Fourth Presbyterian Church, a prominent congregation in the Washington, D.C., area, has voted to pull out of the 3.1 million-member Presbyterian Church (U.S.A.) (PCUSA). The congregation plans to join the 23,700-member Evangelical Presbyterian Church (EPC).
From 1958 to 1981, Richard C. Halverson, now chaplain to the U.S. Senate, pastored Fourth Presbyterian. The church’s current pastor, Robert Norris, said his congregation voted 1,070 to 14 to leave the PCUSA. A decision is expected this month from the PCUSA to dismiss the Bethesda, Maryland, congregation, allowing it to retain its church property.
Norris cited three major areas where his congregation differs with the PCUSA: doctrinal differences over the inerrancy of Scripture; denominational efforts to control the life of the church; and disagreements over issues such as abortion and homosexuality. The congregation chose to join the EPC because of its commitment to the inerrancy of Scripture, said Norris. At the same time, he said, the small denomination offers “flexibility of debate on matters on which there is no clear theological and biblical mandate,” such as the ordination of women. With a congregation approaching 2,000 members, Fourth Presbyterian will rank among the top half-dozen largest churches in the denomination.
Not all evangelically oriented congregations want to leave the PCUSA, however. Theologically conservative Presbyterians have banded together in denominationally approved special-interest groups called Chapter Nine organizations. Matthew McGowan, executive director of one such group, the Covenant Fellowship of Presbyterians, said Fourth Presbyterian Church’s decision to leave the PCUSA represents “a big loss to the denomination.

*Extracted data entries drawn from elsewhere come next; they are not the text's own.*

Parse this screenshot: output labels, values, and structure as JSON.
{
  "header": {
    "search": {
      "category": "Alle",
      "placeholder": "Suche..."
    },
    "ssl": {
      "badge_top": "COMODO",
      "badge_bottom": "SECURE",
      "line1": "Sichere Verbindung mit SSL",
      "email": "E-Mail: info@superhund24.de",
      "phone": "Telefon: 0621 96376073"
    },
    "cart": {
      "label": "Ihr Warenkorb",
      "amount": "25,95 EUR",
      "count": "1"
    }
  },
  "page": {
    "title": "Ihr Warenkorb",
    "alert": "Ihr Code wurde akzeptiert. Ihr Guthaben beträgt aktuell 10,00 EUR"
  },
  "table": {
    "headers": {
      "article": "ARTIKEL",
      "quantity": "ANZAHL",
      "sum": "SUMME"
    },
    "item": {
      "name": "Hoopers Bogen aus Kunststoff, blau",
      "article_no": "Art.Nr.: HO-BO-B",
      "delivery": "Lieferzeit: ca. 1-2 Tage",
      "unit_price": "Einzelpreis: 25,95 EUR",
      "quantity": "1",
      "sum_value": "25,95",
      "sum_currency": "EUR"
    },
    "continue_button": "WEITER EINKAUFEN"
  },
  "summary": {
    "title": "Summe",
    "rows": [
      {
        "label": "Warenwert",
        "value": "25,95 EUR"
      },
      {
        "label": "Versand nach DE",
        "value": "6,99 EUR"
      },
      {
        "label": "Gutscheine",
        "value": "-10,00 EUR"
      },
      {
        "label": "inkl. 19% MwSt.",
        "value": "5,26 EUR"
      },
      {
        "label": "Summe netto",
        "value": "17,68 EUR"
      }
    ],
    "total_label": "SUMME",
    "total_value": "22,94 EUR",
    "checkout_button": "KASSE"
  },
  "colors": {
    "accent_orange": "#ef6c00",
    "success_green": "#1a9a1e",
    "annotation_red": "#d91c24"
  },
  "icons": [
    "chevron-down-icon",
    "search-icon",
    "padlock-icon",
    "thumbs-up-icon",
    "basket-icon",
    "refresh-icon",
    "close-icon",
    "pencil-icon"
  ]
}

We are grieving that they’ve elected to leave us, because we need their strength.”
McGowan visits PCUSA congregations that are considering pulling out, and he offers them reasons to stay. “I sense a genuine evangelical renewal taking place at the grassroots,” he said. His organization receives four to six requests each week from PCUSA congregations that want to host lay renewal weekends. And in PCUSA seminaries, McGowan said he sees “a new hunger for spiritual formation, Bible study, and student-led prayer groups.”